Criticità, per l’Ambasciatore Mammad Ahmadzada, acutizzate dall’atteggiamento dello Stato armeno che ignorando 4 risoluzioni del Consiglio di Sicurezza delle Nazioni unite “cerca di imporre il fait accompli nei territori occupati e richiedere lo status di ‘indipendenza’ del Nagorno Karabakh, in cambio del ritiro delle sue truppe da una parte dei territori occupati”. Condizione, che costituirebbe per il rappresentante diplomatico in Italia, una “offesa allo stesso diritto internazionale, è un’ammissione da parte dell’Armenia della sua aggressione contro l’Azerbaigian. Allo stesso tempo, evidenziando questioni tecniche, quali l’espansione delle capacità di monitoraggio dell’OSCE, l’obiettivo dell’Armenia è evitare colloqui volti a risolvere il conflitto e perpetuare lo status quo”.
“L’Armenia – per Mammad Ahmadzada – deve capire che nel XXI secolo è inaccettabile che i confini degli stati vengano modificati con l’uso della forza e che il regime fantoccio creato nei territori occupati dell’Azerbaigian rimarrà sempre un’entità illegale, risultato dell’aggressione e della discriminazione razziale. Per cui, se l’Armenia veramente fosse interessata alla soluzione negoziale del conflitto, dovrebbe abbandonare posizioni massimaliste, cioè o “status indipendente” o “conservazione dello status quo” e accettare l’opzione di risoluzione “fase per fase”. Solo nel caso in cui l’Armenia accettasse l’opzione di risoluzione “fase per fase”, iniziando dal ritiro delle sue truppe dai territori occupati dell’Azerbaigian, potremmo vedere che è pronta per la pace. Questa è la richiesta che tutta la Comunità Internazionale deve avanzare all’Armenia, se vuole credere alla veridicità dei messaggi di pace della stessa”.
“Il comportamento delle attuali autorità dell’Armenia, fino ad oggi, ha evidenziato che le stesse non hanno fatto tesoro del passato e hanno continuato le politiche dei predecessori, che hanno portato all’isolamento di questo Paese nei processi regionali e al suo sprofondare in difficoltà socio-economiche.

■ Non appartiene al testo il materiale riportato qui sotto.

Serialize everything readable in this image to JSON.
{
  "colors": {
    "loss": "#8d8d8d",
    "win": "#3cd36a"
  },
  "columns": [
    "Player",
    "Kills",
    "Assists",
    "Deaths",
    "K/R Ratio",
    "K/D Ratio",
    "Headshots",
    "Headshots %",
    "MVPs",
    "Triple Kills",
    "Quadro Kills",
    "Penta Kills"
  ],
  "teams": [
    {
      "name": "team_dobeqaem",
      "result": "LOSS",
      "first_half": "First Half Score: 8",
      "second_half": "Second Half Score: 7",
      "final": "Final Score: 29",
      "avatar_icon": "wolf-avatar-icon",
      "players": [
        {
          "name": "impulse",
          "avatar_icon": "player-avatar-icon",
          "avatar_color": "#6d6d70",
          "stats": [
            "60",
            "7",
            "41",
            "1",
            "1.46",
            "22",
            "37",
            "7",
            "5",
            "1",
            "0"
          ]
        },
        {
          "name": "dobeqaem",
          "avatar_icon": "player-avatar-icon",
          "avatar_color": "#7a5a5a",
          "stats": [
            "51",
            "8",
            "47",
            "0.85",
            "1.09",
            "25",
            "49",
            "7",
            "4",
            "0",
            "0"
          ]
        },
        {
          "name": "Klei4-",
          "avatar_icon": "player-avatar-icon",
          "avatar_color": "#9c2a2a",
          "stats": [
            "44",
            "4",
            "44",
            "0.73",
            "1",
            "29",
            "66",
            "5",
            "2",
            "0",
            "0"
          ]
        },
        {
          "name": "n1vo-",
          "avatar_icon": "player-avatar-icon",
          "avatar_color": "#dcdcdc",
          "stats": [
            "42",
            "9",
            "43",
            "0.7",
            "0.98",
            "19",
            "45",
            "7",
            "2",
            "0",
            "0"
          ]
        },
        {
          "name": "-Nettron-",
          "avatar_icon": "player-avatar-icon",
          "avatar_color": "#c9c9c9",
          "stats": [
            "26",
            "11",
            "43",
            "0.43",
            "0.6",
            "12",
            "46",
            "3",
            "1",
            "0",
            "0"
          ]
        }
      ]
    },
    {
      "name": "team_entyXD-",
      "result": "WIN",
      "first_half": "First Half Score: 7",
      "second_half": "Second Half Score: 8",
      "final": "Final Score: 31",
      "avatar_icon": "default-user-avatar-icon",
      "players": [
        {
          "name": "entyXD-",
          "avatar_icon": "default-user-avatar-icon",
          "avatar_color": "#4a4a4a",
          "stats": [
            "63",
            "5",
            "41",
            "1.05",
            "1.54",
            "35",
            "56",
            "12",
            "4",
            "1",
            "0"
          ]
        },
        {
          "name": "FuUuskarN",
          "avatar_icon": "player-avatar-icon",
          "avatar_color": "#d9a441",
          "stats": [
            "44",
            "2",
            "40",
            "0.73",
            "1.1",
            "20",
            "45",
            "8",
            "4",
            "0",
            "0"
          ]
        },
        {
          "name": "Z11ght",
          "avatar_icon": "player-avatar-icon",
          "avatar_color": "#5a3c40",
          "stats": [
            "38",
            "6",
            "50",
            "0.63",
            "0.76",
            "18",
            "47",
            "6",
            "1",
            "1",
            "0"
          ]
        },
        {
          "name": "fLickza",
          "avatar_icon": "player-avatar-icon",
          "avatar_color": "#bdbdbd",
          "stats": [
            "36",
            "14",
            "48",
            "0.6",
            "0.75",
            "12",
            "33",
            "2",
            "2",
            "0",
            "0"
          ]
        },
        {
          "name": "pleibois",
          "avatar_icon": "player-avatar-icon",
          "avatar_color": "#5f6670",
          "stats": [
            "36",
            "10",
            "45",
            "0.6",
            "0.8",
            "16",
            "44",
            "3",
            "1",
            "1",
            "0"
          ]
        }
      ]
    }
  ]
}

Il popolo armeno deve capire che, indipendentemente da chi è al potere in Armenia, ci sono solo due scelte per questo paese: la pace duratura, l’integrazione nei processi regionali, lo sviluppo e un futuro promettente, con il ritiro innanzi tutto dell’esercito dell’Armenia dai territori azerbaigiani occupati, o la tensione costante, l’isolamento, la povertà e lo spopolamento, mantenendo lo status quo. In ogni caso la soluzione del conflitto passa solo dal ripristino dell’integrità territoriale dell’Azerbaigian, e non esiste altra soluzione”, ha concluso l’Ambasciatore Mammad Ahmadzada.